Wie sie über die deutsche Einheit dachte

Viele DDR-Bürgerrechtler hat das damals verbittert und sie brauchten lange, um ihren Frieden mit dem wiedervereinten Deutschland zu machen. Bärbel Bohley litt darunter eher weniger, auch wenn ihr das immer unterstellt wurde. Sie hat sie sich sehr über die deutsche Einheit gefreut. Und in den freien Wahlen 1990 sah sie die Erfüllung ihres Lebenswerks.

Was sie wütend machte, war etwas anderes. Nämlich dass die meisten Täter, die das Unrecht zur DDR-Zeit angerichtet haben, fast oder völlig straffrei davon kamen. Die Wut steigert sich damals, als sie von PDS-Frontmann Gregor Gysi vor Gericht gezerrt wird. Gysi hatte Bärbel Bohley zur DDR-Zeit als Anwalt vertreten und nach der Lektüre ihrer Stasi-Akten 1992 kommt sie zu dem Ergebnis, Gysi sei ein »IM«, ein Stasi-Spitzel, gewesen. Gregor Gysi bestreitet das bis heute. Und verklagt sie. Gegen den ebenso cleveren wie zahlungskräftigen Anwalt hat sie wenig Chancen. Nach zwei Instanzen muss sie aufgeben. Die Gerichts- und Anwaltskosten haben sie da schon fast in den Ruin getrieben. »Wir wollten Gerechtigkeit und bekamen den Rechtsstaat«, sagt sie frustriert.

Warum sie damals nach Bosnien ging

Anderswo findet sie neuen Mut. Sie geht nach Bosnien und findet dort eine neue Lebensaufgabe darin, den Menschen zu helfen, die der Krieg dort obdachlos gemacht hat. In dieser Zeit habe ich sie persönlich kennengelernt.
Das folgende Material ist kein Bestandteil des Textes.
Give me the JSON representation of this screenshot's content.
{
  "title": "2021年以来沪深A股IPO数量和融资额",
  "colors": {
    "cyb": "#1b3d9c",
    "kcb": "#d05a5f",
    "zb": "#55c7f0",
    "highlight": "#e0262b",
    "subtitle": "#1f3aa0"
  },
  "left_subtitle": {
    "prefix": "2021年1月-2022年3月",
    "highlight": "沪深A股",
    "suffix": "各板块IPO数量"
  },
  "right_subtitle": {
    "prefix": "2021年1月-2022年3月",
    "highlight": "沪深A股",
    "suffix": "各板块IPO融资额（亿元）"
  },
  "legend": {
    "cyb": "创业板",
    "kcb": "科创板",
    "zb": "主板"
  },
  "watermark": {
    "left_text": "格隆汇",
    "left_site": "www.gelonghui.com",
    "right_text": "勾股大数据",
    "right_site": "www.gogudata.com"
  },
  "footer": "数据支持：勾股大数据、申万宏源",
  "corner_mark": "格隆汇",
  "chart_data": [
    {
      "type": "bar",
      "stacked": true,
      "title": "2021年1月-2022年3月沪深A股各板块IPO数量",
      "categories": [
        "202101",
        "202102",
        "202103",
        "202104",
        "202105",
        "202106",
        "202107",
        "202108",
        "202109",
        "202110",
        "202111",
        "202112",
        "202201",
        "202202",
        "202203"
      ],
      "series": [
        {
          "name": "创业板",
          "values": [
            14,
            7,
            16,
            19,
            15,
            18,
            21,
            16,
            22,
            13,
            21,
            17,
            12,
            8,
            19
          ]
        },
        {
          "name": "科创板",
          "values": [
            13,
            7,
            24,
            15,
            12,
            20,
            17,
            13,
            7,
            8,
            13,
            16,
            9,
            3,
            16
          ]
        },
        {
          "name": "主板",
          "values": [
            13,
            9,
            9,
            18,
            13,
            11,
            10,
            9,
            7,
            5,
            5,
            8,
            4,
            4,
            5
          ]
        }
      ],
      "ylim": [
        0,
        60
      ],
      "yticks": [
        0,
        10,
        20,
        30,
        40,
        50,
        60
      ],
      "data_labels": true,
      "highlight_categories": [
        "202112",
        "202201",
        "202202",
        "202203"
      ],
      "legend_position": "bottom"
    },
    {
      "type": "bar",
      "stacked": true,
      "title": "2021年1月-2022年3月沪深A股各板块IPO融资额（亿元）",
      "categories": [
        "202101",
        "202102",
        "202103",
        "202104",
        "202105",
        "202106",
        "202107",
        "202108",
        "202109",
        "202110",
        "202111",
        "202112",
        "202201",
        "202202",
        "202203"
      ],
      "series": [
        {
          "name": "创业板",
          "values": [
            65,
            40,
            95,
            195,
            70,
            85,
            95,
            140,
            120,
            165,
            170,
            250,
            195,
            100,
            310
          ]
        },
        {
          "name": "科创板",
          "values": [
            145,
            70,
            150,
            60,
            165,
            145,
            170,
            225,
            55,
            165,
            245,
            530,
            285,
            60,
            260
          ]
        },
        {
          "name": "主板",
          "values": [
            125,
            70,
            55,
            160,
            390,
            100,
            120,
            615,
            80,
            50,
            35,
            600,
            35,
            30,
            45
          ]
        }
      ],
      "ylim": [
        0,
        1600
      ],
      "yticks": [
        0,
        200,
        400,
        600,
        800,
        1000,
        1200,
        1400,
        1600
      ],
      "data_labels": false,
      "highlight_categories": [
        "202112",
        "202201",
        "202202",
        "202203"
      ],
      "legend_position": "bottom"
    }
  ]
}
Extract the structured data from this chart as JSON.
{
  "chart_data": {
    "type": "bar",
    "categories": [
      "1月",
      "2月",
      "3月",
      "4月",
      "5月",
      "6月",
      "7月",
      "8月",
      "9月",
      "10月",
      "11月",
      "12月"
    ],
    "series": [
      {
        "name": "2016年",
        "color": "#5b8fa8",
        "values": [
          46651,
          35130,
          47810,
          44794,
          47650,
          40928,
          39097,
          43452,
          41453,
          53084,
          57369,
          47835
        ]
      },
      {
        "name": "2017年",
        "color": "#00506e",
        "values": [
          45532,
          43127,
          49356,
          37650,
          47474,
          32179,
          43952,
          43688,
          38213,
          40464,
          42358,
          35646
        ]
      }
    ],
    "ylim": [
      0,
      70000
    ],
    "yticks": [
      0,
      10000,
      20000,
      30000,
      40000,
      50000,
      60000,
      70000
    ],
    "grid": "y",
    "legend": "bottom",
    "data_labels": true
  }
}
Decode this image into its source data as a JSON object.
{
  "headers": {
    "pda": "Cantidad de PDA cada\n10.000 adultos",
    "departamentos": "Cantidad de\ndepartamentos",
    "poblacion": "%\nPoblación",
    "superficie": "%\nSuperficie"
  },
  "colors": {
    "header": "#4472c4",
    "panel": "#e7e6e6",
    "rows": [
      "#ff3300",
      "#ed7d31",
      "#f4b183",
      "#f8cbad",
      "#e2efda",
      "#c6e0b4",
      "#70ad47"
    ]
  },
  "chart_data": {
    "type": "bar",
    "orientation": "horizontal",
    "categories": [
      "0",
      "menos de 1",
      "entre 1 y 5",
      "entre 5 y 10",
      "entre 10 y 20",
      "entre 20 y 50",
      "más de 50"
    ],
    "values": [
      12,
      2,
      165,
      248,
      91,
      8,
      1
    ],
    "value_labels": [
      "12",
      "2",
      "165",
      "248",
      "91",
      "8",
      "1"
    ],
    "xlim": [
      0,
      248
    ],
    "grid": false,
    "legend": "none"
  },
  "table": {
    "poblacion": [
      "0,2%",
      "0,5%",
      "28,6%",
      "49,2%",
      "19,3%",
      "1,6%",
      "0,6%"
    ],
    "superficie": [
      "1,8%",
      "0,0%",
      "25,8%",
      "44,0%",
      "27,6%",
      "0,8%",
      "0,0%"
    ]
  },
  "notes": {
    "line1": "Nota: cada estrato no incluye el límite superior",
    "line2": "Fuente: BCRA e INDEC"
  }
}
Ich kenne Bosnien gut, denn ich war als Reporter im Bosnienkrieg unterwegs. Und habe erlebt, wie dort hunderttausende Unschuldige von kriminellen Warlords ermordet wurden, ohne dass der Westen eingriffen hat. Diese Tatenlosigkeit und die Naivität westlicher »Pazifisten« hat mich damals genauso empört wie Bärbel Bohley. »Deshalb glaube ich nicht mehr an eine pazifistische Politik«, meinte die einstige Gründerin der »Frauen für den Frieden« seitdem. Notfalls müssten die Menschenrechte auch mit Waffen verteidigt und zur Geltung gebracht werden. Ich sehe das genauso und Bärbel Bohley und ich wurden vielleicht auch deshalb Freunde, als ich sie Ende der 90er Jahre zum ersten Mal dort besuchte. Die Hilfsorganisation Seestern e.V., die sie und ihr Mann, der Lehrer Dragan Lukic aus Sarajevo, aufbauten, verhalf tausenden Familien zu einem neuen Dach über dem Kopf.

An sich selbst dachte sie dabei wie immer zuletzt. Gerne hätte ich in der SUPERillu einmal die skandalöse Geschichte erzählt, dass die »Mutter der Revolution« zuletzt von einer äußerst kleinen Rente leben musste, während es viele Stasi- und SED-Funktionäre heute im Ruhestand recht komfortabel haben. Aber das wollte sie nicht. „Wir haben das damals doch nicht wegen des Geldes gemacht“, meinte sie.
Am 11. September 2010 ist sie 65jährig ihrem Krebsleiden erlegen.